Snatched as a freckle-faced 10-year-old on her way to school, Kampusch was forced to live in a cell beneath a house garage from 1998 until her dramatic escape in August 2006, which turned her into an international media sensation. Her 44-year-old captor committed suicide after she fled.
"I told him one day 'I will dance on your grave' but I meant it in a cynical way, and of course this was not the case," Kampusch, 19, told broadcaster ORF according to a transcript of an interview.
"Although, there was a certain sense of satisfaction, a kind of victory - it was always clear that there could be only one of us two, and in the end that turned out to be me, not him."
"I felt a little bit of regret, of pity," she said. "All I can say is that I feel more and more sorry for him."
Kampusch spent most of her teenage years in the tiny, windowless cell and only made her escape when her kidnapper, Wolfgang Priklopil, was distracted by a phone call as she was cleaning his car in the driveway of his home.
"What he did to me has become more distant, (but) it does not fade away, it boils up again and again," she said. "I just try to handle these memories as well as I can, and try to work through them."
The story of her dash to freedom, but also her relationship to Priklopil, with whom she occasionally went shopping and skiing, held media audiences spellbound around the globe.

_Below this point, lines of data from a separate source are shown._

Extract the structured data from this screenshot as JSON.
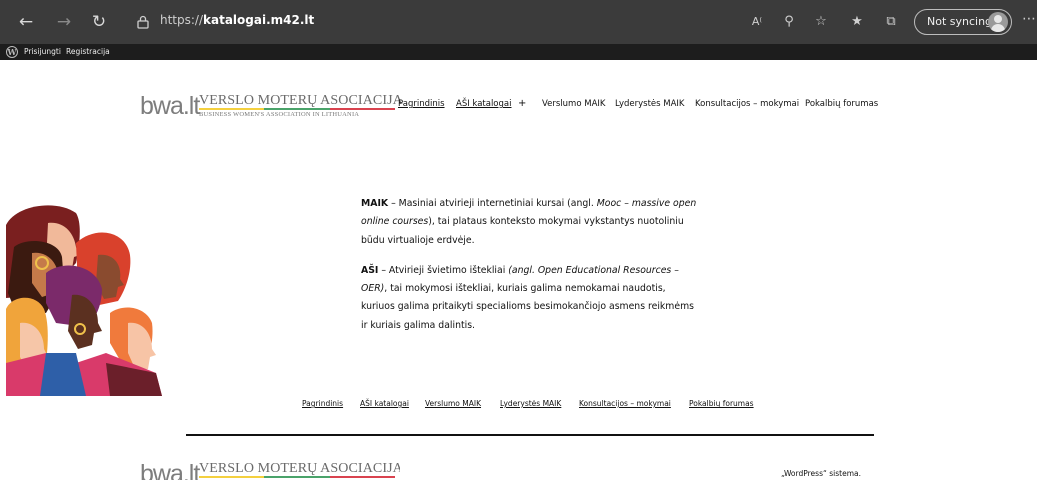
{
  "browser": {
    "url_prefix": "https://",
    "url_host": "katalogai.m42.lt",
    "sync_label": "Not syncing"
  },
  "adminbar": {
    "login": "Prisijungti",
    "register": "Registracija"
  },
  "logo": {
    "mark": "bwa.lt",
    "title": "VERSLO MOTERŲ ASOCIACIJA",
    "subtitle": "BUSINESS WOMEN'S ASSOCIATION IN LITHUANIA",
    "stripe_colors": [
      "#f4d03f",
      "#4aa36a",
      "#d9434f"
    ]
  },
  "nav": {
    "home": "Pagrindinis",
    "catalogs": "AŠI katalogai",
    "plus": "+",
    "business": "Verslumo MAIK",
    "leadership": "Lyderystės MAIK",
    "consult": "Konsultacijos – mokymai",
    "forums": "Pokalbių forumas"
  },
  "content": {
    "maik_term": "MAIK",
    "maik_text_1": " – Masiniai atvirieji internetiniai kursai (angl. ",
    "maik_italic": "Mooc – massive open online courses",
    "maik_text_2": "), tai plataus konteksto mokymai vykstantys nuotoliniu būdu virtualioje erdvėje.",
    "asi_term": "AŠI",
    "asi_text_1": " – Atvirieji švietimo ištekliai  ",
    "asi_italic": "(angl. Open Educational Resources – OER)",
    "asi_text_2": ", tai mokymosi ištekliai, kuriais galima nemokamai naudotis, kuriuos galima pritaikyti specialioms besimokančiojo asmens reikmėms ir kuriais galima dalintis."
  },
  "footer": {
    "powered": "„WordPress“ sistema."
  }
}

Kampusch explained why she bade farewell to Priklopil's coffin after his suicide.
"I said farewell, and why shouldn't I have done so? It was important to me, because the last time I saw him alive was when he turned his back to me and I ran away head over heels, but I only said farewell to his coffin, I didn't actually see him."
Kampusch likened her relationship with Priklopil to a wrestling match in which both sides tried to gain the upper hand and also said she had kept the clothing he had provided for her.
"They bear certain memories, these socks and T-shirts kept me warm and I need to keep them - at least for a certain time."
After her escape, Kampusch found herself chased by photographers and journalists and has received offers for film and book rights from Austria and abroad.
Yet while Kampusch has shielded herself behind an army of psychiatrists, media advisers and lawyers marketing and handling her case and has only given a small number of interviews, some in her family opted for the limelight.
Her mother launched an emotional book about her own eight years without Natascha earlier this month, describing Kampusch's father, whom she divorced, as an alcoholic and only referred to him by his surname.
Kampusch said she found such behaviour disrespectful and inappropriate, and called her father's interaction with the media "naive", adding she might have to distance herself if her family life would deteriorate to a celebrity reality show.
"You will rarely, or even never, see me crying, sobbing or breaking down in public. I'll sort that out in private."
Kampusch has been busy catching up on her education, learning how to drive, and took up archery to help her focus. She also said she was still trying to find her own definition of the parameters of human interaction like friendship.
"There are many people who abuse one's trust, and this is very grave," said Kampusch, who flew to Spain for the ORF television special and spent her first day at the seaside. "I haven't quite found out for myself how to define friendship."